After those two days on the wagon and with the desire for wine safely returned, it was a bitterly cold Cape evening, one which cried out for Chateauneuf. Below is the bottle that was easiest to reach in a cellar still cluttered with Platter second bottles. Le Vieux Donjon is perhaps not as well known as it should be and won’t be here unless someone imports it. It’s a one red, one white producer, no fancy cuvées. The red is 75% grenache 10% syrah, 10% mourvèdre, 5% cinsault and counoise and white grapes include clairette. Of this 2005, Rhône expert, John Livingstone-Learmonth writes on his website ‘there is a good crackle in the red fruit’; that comment, recorded in 2008, is still very true. But what I find thrilling about this wine is that it’s so alive. It’s nothing to do with any individual component – well, not that I can identify – nor does it seem dependent on masking its size; the 14.5% alcohol is evident, if only for the doziness that came over me after drinking perhaps a little more than my share of the bottle! Of course, all wine is alive as it changes over time, but I often find our red wines lumpen, without spirit, even when there’s noticeable acidity and freshness. So, I battle to define this ‘aliveness’, but it certainly adds a thrill factor to the drinking experience.
I could hardly believe my luck when I enjoyed the same thrill the following evening, when I turned to the local shelves in the cellar, drawing out Eagles’ Nest 2008 Syrah. Like the Chateauneuf, it bears a generous 14.5% alcohol, but has the same spirit – perhaps that is the best term to describe the elusive aliveness. Both wines give much pleasure now but should continue to live a full life for many more years.
The real winners in the resurrected Chenin Blanc Challenge are the workers and their families on the farms. Sponsors, Standard Bank gave R20 000 to each of the top ten, with the proviso that the money must be used to reinforce the economic and social benefits in the workplace to the workforce.

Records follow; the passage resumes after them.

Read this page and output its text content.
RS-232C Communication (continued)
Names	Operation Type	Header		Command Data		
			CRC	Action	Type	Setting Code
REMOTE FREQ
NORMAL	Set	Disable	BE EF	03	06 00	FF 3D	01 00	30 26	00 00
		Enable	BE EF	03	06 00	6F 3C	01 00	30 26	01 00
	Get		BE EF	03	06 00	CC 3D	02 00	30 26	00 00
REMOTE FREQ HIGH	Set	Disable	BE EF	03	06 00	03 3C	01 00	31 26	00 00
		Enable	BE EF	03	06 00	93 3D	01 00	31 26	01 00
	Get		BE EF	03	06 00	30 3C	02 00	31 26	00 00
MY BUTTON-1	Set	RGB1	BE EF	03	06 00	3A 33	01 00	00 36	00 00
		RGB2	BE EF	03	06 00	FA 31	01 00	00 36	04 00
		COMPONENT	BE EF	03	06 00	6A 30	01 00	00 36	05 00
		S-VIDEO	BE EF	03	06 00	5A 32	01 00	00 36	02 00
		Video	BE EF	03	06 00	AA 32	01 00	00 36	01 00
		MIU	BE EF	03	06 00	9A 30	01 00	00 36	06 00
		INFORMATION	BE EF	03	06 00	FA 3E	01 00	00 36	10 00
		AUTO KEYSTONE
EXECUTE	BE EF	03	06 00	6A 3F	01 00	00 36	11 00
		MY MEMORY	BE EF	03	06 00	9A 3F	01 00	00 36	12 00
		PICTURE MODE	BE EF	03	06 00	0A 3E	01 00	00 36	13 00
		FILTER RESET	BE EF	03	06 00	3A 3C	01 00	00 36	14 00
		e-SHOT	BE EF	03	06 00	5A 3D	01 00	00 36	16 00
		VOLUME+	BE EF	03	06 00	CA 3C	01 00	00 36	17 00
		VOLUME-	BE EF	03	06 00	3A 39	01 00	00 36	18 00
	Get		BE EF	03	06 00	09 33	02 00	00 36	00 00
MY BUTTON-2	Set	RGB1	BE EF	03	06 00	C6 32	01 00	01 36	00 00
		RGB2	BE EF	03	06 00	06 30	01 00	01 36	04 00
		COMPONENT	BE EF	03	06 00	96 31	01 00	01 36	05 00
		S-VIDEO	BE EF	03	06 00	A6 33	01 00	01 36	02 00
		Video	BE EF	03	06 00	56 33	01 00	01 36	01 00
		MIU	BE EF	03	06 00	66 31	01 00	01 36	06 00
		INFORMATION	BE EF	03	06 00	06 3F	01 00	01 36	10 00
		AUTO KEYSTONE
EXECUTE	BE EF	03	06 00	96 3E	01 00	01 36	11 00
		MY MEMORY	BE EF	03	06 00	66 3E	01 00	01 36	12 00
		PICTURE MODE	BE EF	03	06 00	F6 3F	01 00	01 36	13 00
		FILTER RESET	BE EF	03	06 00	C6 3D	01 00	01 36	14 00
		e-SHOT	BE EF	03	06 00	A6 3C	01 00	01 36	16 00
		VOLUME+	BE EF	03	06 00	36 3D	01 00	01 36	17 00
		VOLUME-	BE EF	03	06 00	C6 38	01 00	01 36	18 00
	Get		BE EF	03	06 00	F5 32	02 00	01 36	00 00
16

In alphabetical order, Bellingham will provide a travel learning centre servicing nine schools and 1400 children; Kleine Zalze worker’s committee will use it for their home grown projects; Pebbles will benefit from KWV’s R20 000 via educational needs; Crèches on Perdeberg members’ farms will be upgraded with the money; Remhoogte will donate the money to Pebbles for a geyser for the farm crèche, a jungle gym and development of vegetable gardens for the seven families who live on the farm; Rijks workers’ restroom and meeting room will be renovated; Workers on Simonsig will benefit from a crèche and after school facility, complete with computer and internet access; Spier’s winnings will be split between the Anna Foundation, Little Angels and Food Pods, the last teaching people to grow their own gardens; Stellenrust’s R20 000 will to the Stellenrust education trust, extending Fairtrade activities and computer literacy classes. Finally, Villiera, where Pebbles is based, will donate the money to a school leavers project, specifially a welding course for one young man who lives on the farm.
That’s what I call giving a life to all those who contributed to those ten very smart chenin blancs.